The Hansen Report: Where Are You From?

Can you shepherd a flock that won’t stay put?

Leadership Journal September 4, 2008

Where are you from? No, where are you from from?

If you live in a suburban or urban area, you have probably asked and answered these questions countless times. The follow-up question is meant to uncover something about your conversation partner that can’t be learned by hearing which faceless suburb he or she inhabits. But at the rate Americans continue to move, this follow-up question may not elicit a better answer.

According to a USA Today report last fall, nearly 50 million Americans – more than 16 percent of the population – moved in 2006. Mobility increases during inclement economic weather, which is one reason why during the late 1990s the rate slowed to pre-World War II times. Though 2008 data has not yet been analyzed, we can expect the moving rate to increase given the high number of home foreclosures.

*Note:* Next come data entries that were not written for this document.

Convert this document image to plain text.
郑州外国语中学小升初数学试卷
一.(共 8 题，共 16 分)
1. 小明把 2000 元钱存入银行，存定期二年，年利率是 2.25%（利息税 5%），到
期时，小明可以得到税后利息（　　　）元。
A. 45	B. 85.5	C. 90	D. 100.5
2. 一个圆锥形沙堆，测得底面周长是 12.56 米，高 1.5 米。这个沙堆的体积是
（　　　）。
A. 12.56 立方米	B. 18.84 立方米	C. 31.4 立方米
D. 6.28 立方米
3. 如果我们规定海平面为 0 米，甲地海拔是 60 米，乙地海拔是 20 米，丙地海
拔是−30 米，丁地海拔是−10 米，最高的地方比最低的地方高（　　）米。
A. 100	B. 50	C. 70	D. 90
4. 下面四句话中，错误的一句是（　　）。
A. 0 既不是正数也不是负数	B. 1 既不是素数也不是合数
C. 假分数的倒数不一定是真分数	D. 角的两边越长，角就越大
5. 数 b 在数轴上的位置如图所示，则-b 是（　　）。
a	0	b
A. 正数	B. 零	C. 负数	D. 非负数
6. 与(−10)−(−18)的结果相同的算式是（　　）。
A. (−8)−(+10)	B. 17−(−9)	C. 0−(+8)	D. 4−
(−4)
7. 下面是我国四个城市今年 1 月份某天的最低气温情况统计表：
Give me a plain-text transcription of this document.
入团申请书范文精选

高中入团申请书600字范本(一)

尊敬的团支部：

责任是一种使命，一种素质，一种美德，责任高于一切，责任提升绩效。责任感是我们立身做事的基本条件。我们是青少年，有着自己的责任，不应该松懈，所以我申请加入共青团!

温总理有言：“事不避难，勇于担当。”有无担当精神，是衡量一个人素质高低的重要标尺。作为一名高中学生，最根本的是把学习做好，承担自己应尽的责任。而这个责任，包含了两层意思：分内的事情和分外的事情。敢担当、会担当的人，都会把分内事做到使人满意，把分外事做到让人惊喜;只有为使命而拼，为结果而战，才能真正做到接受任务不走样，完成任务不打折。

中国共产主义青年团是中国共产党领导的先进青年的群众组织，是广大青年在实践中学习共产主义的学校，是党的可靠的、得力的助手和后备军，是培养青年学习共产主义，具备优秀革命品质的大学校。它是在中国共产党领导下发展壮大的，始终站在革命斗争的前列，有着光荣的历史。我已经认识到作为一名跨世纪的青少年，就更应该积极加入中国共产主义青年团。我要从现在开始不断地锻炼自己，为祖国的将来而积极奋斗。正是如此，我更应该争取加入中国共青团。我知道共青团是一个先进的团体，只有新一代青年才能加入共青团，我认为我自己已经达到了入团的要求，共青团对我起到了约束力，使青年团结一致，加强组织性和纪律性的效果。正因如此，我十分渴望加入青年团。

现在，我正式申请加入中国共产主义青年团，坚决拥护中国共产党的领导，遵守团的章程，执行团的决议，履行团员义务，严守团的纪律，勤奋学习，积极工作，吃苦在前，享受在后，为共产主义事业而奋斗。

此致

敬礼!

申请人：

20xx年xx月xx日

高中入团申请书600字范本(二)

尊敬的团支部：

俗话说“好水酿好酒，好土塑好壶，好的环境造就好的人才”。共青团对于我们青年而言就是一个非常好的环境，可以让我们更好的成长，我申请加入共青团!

Wall Street Journal columnist Peggy Noonan recently connected this trend to the Republican and Democratic nominees for President. Sure, you know Sen. Barack Obama lives in Chicago, and Sen. John McCain lives in Arizona. But do their places of current residence tell you anything about them?

Noonan doesn’t think so. “Neither man has or gives a strong sense of place in the sense that American politicians almost always have, since Mr. Jefferson of Virginia, and Abe Lincoln of Illinois, and FDR of New York, and JFK of Massachusetts,” she writes. “Even Bill Clinton was from a town called Hope, in Arkansas, even if Hope was really Hot Springs. And in spite of his New England pedigree, George W. Bush was a Texan, as was, vividly, LBJ. Messrs. Obama and McCain are not from a place, but from an experience.”

These would-be presidential vagabonds share their interstate experience with millions of fellow patriots.

“All this is part of a national story that wasn’t new even a quarter century ago,” Noonan observes. “Americans move. They like moving. Got a lot of problems? The answer may be geographical relocation. New problem in the new place? GTT. Gone to Texas.”

This mentality, common both inside and outside the church walls, makes pastoral ministry exceedingly difficult. How do you encourage the deep fellowship that only develops with years of experience if the congregation switches like a hockey team’s line change? Longevity is necessary for the kind of lay leadership that really gets things done in the church. Those lay leaders need pastors they can trust who aren’t always looking around for churches that offer higher salaries and bigger ministry platforms. Writing in No Place for Truth, David Wells observes that congregations during the early 1800s would rather put up with poor preaching than lose their preacher. That won’t fly today, but we could learn something from them about the bonds that unite parishioner and pastor.

Longevity in one place also makes church discipline possible. Discipline means little if the offending member finds a new church home across town. For discipline to work, members must know each other well enough to confront one another over sin. Fences may make good neighbors, but they make for lousy church members. Anonymity is the enemy of ministry. Yet anonymity results when frequent moving breaks down the difference between suburb and suburb, state and state, and region and region.

“Modernization has broken up many of the small social units that used to be so important in the raising of children and the shaping of national character, such as the nuclear and extended family, the neighborhood, and the larger community,” Wells writes. “These were the contexts in which children used to learn about life. Today, however, extended families have been scattered by geographical mobility, nuclear families by divorce, and the more functional ethnic and urban neighborhoods by the social and economic forces that make flight to the loose-knit, anonymous suburbs a temptation.”

For the sake of loving each other and loving our neighbors, Christians should re-learn how to put down roots in one community. There will often be valid financial and educational excuses for leaving. But if you invest in your community, the community will invest in you. For too long Christians have followed that American dream to greener pastures, to the neglect of their genealogical and ecclesiological families. If we hope to reverse this trend, shepherds should set the example.